Here is a fit -- note the rescaling:

In [73]:
my ($min, $max) = @dsTemperature.map(*<AbsoluteTime>).Array.&{ (.min, .max) }();

(3723753600 3849984000)

In [74]:
my &rescale-time = { -($max + $min) / ($max - $min) + (2 * $_) / ($max - $min)};
my @basis = (^16).map({ chebyshev-t($_) o &rescale-time });
@basis.elems

16

In [75]:
my &lm-temp = linear-model-fit(@dsTemperature.map(*<AbsoluteTime Temperature>), :@basis)

Math::Fitting::FittedModel(type => linear, data => (1462, 2), response-index => 1, basis => 16)

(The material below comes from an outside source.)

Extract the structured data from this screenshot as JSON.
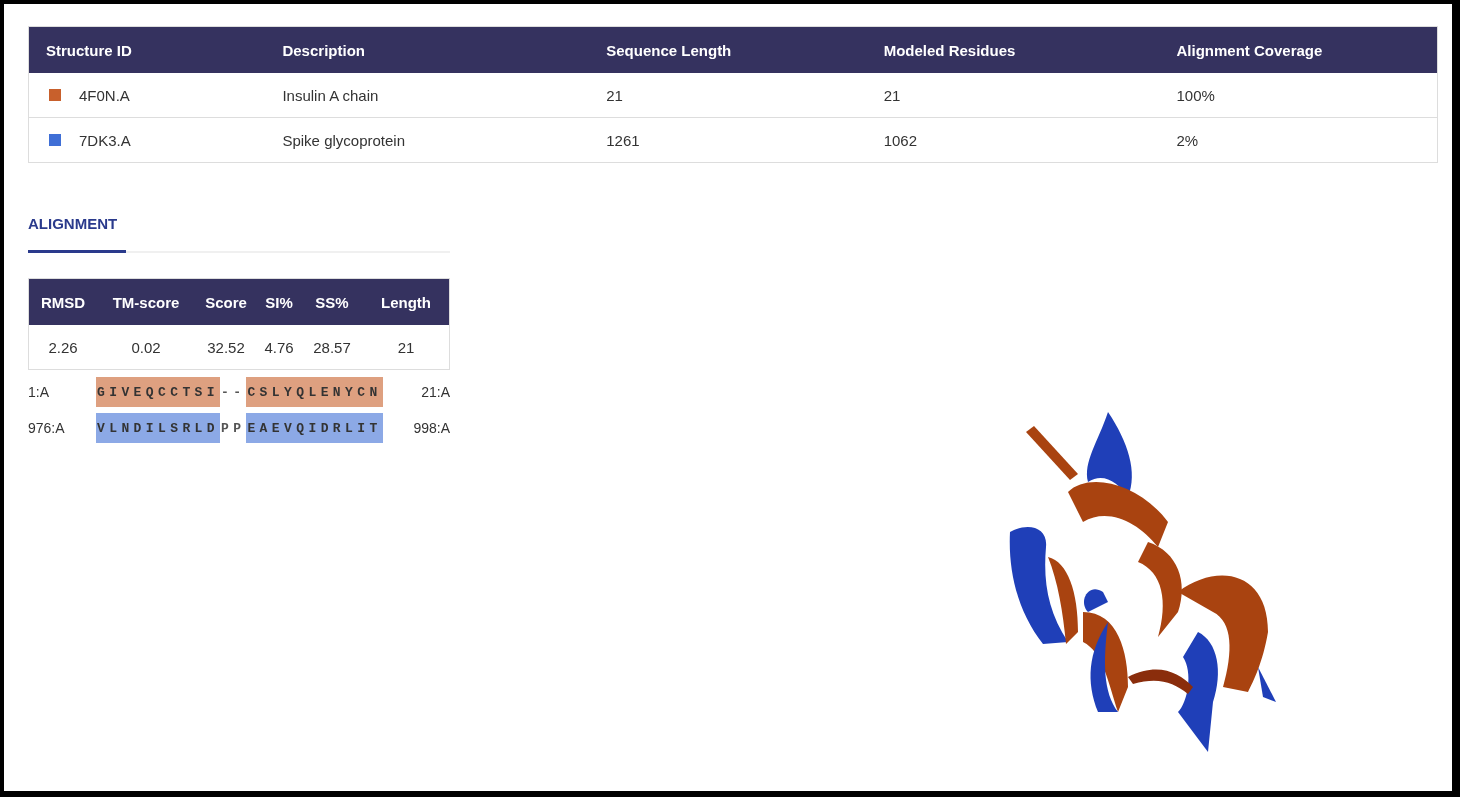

Her is a plot of the time series and the fit:

In [76]:
my @fit = @dsTemperature.map(*<AbsoluteTime>)».&lm-temp;
my @plotData = transpose([@dsTemperature.map({ $_<AbsoluteTime> }).Array, @dsTemperature.map(*<Temperature>).Array, @fit]);
@plotData = @plotData.map({ <x data fit>.Array Z=> $_.Array })».Hash;

deduce-type(@plotData)

Vector(Assoc(Atom((Str)), Atom((Numeric)), 3), 1462)

In [77]:
#% html

my @ticks = @dsTemperature.map({ %( v => $_<AbsoluteTime>, f => $_<Date>.Str.substr(^7)) })».Hash[0, 120 ... *];

js-google-charts('ComboChart', 
    @plotData,
    title => 'Temperature data and Least Squares fit',
    column-names => <x data fit>,
    :$backgroundColor, :$titleTextStyle,
    hAxis => merge-hash($hAxis, {title => 'Time', :@ticks, textPosition => 'in'}), 
    vAxis => merge-hash($hAxis, {title => 'Temperature, ℃'}), 
    seriesType => 'scatter',
    series => {
        0 => {type => 'scatter', pointSize => 3, opacity => 0.1, color => 'Gray'},
        1 => {type => 'line', lineWidth => 4}
    },
    legend => merge-hash($legend, %(position => 'bottom')),
    :$chartArea,
    width => 1200, 
    height => 400, 
    div-id => 'tempDataFit', :$format,
    :png-button)

-----

## Future plans

At this point it should be clear that Raku is fully equipped to do regression analysis for both didactical and "real-life" purposes.

I plan to implement in Raku next year the necessary computational frameworks to do [Quantile Regression](https://en.wikipedia.org/wiki/Quantile_regression).

The workflow code in this post can be generated using LLMs -- I plan to write about that soon.